On Sat, 2003-08-09 at 11:17, Thomas Beale wrote:
> we should always keep in mind this point, as a benchmark of privacy 
> management of elecrnic patient information - from the patient's point of 
> view, if they see their information escaping more easily than it does 
> now (due to beig stuck in folders in the back room) then we are in trouble.

Another test is asking those who are familiar with the actual, real-life
vagaries, deficiencies and potential pratfalls of fielded EHR systems to
pretend that they had some highly confidential medical condition or
medical history, for which loss of privacy would be devastating, and
then ask them to say truthfully if they would be prepared to entrust
that medical record to the EHR system in question, using their real
identity. Good candidates are senior IT people whose colleagues or
employees are sysadmins or dbadmins of that EHR, system analysts, and
security experts. Such a test needs to be carried out with an assurance
of confidentiality so that participants feel free to fess up that things
might not be a absolutely foolproof and watertight as everyone likes to
think. I haven't devised a suitable punishment for those who say 'yes, I
trust the system enough to have my highly confidential, potentially
devastating medical history recorded in it under my identity'...

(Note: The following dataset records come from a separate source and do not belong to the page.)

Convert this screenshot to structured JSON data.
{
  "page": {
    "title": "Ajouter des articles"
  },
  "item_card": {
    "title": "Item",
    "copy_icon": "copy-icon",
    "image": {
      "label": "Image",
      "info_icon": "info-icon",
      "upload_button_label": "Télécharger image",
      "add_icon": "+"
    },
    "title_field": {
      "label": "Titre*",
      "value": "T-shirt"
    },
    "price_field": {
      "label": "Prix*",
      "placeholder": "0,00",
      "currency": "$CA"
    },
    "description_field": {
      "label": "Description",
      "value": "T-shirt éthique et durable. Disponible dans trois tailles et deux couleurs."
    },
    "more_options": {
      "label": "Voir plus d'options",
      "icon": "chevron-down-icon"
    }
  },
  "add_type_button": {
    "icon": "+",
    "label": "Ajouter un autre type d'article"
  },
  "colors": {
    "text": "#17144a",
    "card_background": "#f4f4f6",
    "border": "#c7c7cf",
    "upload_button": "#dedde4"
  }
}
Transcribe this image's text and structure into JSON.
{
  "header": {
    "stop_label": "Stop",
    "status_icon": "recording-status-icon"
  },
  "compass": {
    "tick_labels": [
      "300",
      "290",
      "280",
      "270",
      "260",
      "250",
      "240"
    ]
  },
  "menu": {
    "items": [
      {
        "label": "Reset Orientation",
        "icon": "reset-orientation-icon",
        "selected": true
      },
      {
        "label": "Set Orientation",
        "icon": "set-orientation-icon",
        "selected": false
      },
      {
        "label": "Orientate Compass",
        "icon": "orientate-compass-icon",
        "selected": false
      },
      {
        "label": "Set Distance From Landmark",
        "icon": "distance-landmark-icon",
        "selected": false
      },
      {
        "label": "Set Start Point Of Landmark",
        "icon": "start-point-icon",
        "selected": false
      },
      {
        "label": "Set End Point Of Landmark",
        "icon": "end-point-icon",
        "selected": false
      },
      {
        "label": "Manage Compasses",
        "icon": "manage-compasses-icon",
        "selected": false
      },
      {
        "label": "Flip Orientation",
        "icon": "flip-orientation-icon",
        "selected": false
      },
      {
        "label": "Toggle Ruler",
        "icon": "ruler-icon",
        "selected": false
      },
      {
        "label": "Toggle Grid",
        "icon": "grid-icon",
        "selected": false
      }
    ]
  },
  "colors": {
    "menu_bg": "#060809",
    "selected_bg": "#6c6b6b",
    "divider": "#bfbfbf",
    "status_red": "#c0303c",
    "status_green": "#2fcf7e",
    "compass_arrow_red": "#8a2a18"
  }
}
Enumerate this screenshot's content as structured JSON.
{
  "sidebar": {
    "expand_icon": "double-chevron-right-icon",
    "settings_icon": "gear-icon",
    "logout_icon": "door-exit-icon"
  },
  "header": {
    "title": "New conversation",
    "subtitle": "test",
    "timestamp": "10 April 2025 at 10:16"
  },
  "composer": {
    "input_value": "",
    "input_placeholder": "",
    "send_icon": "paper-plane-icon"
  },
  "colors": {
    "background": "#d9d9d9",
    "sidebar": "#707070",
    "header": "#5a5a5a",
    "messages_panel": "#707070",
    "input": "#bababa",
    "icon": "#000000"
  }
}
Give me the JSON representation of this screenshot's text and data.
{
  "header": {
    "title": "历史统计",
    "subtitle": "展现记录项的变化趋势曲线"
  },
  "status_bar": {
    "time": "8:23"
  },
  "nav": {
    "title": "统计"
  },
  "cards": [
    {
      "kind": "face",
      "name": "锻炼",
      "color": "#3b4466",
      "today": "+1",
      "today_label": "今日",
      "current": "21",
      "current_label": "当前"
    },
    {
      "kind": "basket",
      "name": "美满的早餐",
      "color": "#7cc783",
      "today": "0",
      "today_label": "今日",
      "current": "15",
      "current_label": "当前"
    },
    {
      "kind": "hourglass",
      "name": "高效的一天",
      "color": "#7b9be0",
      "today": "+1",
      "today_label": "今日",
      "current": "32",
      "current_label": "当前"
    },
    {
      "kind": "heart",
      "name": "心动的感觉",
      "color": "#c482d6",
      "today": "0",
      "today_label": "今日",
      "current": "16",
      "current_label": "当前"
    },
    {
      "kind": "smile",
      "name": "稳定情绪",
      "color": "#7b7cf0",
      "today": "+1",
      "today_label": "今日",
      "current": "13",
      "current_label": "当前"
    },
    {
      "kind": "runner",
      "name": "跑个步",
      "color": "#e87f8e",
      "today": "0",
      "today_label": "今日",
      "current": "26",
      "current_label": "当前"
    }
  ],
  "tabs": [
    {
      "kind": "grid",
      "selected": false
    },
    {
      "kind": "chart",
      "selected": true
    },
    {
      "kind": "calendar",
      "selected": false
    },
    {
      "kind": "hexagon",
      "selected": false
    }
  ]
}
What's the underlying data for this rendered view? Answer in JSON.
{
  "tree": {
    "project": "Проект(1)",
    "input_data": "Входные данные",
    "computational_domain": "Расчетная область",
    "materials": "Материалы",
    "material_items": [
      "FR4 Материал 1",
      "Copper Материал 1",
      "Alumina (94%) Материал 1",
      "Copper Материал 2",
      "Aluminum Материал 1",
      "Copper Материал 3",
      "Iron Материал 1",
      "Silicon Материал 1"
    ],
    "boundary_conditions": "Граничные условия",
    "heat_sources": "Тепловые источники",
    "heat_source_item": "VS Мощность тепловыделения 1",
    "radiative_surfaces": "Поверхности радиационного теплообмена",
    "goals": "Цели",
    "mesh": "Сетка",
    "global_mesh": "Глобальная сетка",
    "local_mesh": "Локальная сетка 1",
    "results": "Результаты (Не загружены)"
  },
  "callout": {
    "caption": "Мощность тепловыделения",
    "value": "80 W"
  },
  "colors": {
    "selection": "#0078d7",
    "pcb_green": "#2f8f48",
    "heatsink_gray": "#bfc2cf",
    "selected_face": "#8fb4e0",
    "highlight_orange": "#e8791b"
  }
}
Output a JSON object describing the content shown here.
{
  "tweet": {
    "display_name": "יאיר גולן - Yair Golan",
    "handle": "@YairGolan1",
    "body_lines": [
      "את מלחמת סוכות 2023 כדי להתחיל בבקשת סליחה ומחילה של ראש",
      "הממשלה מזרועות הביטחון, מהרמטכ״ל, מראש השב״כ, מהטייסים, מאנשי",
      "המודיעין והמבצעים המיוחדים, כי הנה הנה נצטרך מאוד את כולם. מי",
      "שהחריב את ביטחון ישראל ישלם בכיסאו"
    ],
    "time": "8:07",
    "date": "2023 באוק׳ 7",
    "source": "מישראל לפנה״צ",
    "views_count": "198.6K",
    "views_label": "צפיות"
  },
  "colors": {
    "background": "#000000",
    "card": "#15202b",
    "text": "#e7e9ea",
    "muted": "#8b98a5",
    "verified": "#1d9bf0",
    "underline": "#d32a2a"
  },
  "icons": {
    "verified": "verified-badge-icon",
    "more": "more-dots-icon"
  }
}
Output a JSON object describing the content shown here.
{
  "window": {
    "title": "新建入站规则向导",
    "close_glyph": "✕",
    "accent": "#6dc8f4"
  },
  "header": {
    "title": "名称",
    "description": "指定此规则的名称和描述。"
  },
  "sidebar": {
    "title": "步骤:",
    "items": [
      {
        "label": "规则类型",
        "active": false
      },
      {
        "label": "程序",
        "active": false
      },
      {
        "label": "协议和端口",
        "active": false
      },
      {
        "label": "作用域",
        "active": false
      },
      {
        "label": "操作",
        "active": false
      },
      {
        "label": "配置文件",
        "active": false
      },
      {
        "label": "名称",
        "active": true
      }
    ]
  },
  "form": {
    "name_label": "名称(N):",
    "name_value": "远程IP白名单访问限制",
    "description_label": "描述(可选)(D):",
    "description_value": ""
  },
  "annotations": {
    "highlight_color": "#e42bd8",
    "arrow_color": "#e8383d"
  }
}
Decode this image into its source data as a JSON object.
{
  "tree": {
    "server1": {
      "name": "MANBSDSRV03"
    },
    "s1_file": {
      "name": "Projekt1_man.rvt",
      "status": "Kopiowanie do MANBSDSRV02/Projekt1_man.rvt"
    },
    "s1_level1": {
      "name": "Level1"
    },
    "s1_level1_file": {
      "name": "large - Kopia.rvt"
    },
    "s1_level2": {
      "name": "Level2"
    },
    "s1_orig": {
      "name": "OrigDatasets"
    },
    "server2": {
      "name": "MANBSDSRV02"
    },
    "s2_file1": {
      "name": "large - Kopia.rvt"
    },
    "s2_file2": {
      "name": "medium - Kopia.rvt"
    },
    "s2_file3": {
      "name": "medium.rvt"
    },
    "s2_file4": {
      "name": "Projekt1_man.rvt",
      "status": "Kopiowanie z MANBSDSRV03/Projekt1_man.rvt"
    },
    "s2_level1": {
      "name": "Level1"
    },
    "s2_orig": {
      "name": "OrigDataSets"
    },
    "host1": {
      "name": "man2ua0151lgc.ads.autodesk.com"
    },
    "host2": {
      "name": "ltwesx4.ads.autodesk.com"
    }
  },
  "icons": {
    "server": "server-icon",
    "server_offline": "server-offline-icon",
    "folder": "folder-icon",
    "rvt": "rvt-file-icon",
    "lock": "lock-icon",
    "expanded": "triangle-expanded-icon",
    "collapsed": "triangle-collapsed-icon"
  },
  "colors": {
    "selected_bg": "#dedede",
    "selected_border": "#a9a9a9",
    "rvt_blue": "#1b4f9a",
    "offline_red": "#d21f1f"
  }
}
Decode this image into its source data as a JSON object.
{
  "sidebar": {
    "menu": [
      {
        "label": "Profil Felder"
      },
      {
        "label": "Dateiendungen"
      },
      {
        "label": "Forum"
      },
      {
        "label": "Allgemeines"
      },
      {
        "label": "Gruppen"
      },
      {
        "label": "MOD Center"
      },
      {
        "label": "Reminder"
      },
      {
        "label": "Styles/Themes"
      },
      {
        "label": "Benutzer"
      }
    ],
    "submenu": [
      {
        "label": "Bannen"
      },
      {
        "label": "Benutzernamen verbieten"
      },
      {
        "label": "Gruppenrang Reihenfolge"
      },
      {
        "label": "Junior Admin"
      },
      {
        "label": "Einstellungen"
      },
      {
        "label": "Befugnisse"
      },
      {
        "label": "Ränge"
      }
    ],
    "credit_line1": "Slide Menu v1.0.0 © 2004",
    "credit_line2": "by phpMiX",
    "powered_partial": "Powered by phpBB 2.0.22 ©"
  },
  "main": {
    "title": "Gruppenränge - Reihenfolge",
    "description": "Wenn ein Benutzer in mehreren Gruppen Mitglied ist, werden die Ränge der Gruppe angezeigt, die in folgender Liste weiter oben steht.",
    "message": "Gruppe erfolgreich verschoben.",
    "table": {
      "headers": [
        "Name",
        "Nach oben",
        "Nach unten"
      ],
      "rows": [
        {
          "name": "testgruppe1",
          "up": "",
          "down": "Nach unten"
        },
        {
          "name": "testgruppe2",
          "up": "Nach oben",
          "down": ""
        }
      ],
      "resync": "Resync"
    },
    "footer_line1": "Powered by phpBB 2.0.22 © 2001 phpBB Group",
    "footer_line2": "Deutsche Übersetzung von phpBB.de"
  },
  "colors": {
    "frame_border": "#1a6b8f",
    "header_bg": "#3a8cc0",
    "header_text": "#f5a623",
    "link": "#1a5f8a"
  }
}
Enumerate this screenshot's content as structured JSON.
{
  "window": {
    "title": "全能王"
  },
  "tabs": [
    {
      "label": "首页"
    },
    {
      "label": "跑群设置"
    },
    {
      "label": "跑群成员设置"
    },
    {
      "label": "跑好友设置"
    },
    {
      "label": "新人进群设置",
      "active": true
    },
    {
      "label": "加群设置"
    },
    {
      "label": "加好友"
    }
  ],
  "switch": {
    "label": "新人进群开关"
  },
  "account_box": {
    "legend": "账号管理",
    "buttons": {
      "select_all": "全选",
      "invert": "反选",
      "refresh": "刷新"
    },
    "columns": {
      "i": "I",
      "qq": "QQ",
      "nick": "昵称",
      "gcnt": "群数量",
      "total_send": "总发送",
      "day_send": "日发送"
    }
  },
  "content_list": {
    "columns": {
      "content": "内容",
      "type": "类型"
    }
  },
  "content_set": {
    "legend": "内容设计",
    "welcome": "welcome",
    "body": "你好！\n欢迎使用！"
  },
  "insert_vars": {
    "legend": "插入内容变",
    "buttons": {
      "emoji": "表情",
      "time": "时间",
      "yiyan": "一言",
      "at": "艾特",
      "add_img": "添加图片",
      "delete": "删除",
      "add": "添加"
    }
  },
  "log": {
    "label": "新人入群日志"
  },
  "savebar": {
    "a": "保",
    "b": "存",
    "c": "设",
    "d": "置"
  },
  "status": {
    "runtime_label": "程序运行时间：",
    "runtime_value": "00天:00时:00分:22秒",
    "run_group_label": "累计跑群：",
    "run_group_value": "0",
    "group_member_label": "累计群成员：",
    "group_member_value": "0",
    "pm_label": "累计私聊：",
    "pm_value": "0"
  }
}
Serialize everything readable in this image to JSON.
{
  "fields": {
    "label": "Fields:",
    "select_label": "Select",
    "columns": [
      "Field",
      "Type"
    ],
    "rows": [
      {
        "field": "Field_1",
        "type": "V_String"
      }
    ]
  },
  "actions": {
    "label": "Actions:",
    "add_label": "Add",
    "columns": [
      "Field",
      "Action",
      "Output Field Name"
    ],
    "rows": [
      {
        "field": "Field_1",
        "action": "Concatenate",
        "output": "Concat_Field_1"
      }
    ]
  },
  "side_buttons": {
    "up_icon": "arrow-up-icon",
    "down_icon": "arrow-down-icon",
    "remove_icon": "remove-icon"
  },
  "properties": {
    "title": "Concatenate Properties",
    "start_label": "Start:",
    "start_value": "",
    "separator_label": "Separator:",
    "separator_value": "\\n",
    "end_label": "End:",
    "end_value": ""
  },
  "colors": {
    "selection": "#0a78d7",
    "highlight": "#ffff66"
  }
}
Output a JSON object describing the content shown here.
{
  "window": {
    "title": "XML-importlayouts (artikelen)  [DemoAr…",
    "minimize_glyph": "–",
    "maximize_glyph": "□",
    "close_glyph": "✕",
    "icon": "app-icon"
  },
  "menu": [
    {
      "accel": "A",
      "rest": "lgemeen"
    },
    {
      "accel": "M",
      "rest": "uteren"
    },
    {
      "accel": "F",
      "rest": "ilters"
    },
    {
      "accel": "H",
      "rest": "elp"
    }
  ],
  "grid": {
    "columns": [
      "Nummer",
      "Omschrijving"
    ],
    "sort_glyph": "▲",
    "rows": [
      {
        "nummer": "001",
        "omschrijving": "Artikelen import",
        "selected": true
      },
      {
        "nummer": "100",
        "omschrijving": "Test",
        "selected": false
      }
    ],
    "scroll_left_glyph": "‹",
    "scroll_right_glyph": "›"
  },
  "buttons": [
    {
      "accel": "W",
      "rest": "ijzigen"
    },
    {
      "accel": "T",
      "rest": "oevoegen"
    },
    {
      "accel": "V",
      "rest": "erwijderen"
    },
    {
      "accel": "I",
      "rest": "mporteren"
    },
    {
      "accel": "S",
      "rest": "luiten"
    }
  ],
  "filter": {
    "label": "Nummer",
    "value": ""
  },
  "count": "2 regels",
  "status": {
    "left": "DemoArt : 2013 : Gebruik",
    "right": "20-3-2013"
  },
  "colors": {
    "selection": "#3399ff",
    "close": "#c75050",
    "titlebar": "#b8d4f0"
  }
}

> I have argued before that the current paradigm of standards development 
> (of technical / information standards) is broken at the core anyway. 
> Here's why:
> 
> - the SDOs in IT/technical areas are in the business of producing 
> technical specifications - what software engineers would call 
> "requirements", "analysis models", and other such things.
> 
> - however, these things are not developed by any recognised software 
> engineering methodology, and often without any discipline whatsoever. 
> Instead they are developed by ad hoc argumentation in conference rooms, 
> by whoever happens to turn up, with whatever skills (often many skills, 
> but few relevant ones). Sometimes whoever shouts the loudest wins.
> 
> - the current results of many technical standards definition efforts are 
> often arbitrary, contain bad modelling, and do not have proper 
> statements of the problem or rigourously developed technical artifacts.
> 
> - the problem does not stop there. As people in software development 
> know, the best to test a design is o try to build it. Modern developers 
> understand the idea of "living documenation" - the docuemntation is 
> never finished, and is always under modification due to feedback from 
> implementation and actual use. That's why systems get rebuilt 2 or 3 
> times before they are really good. This doesn't happen with standards. 
> They are published as static documents, and the available feedback 
> processes are so slow as to be nearly useless. Many standards processes 
> continue as talk/documentation fests for years before anyone seriously 
> tries to validate the models or designs. Professor David Ingram (UCL, 
> the inventor of the term "openEHR") has a mantra: "implementation, 
> implementation, implementation". He says this not because he is obsessed 
> with programming but because of the crucial value of feedback processes 
> in validating and improving specifications.
> 
> - conclusion: any standards development process that is not a "live" 
> process with impleemntation and use and feedback loops, is not worthwhile.

Hear, hear! What a great summary of everything that is wrong with
standards development. Can you publish that as a short essay on your Web
site, or can I quote it with attribution elsewhere? Prototype, pilot,
refactor, pilot again, start again, prototype, test, etc. No standard
should be accepted unless its developers can admit that the first three
versions turned out to be wrong when tested in real-life situations.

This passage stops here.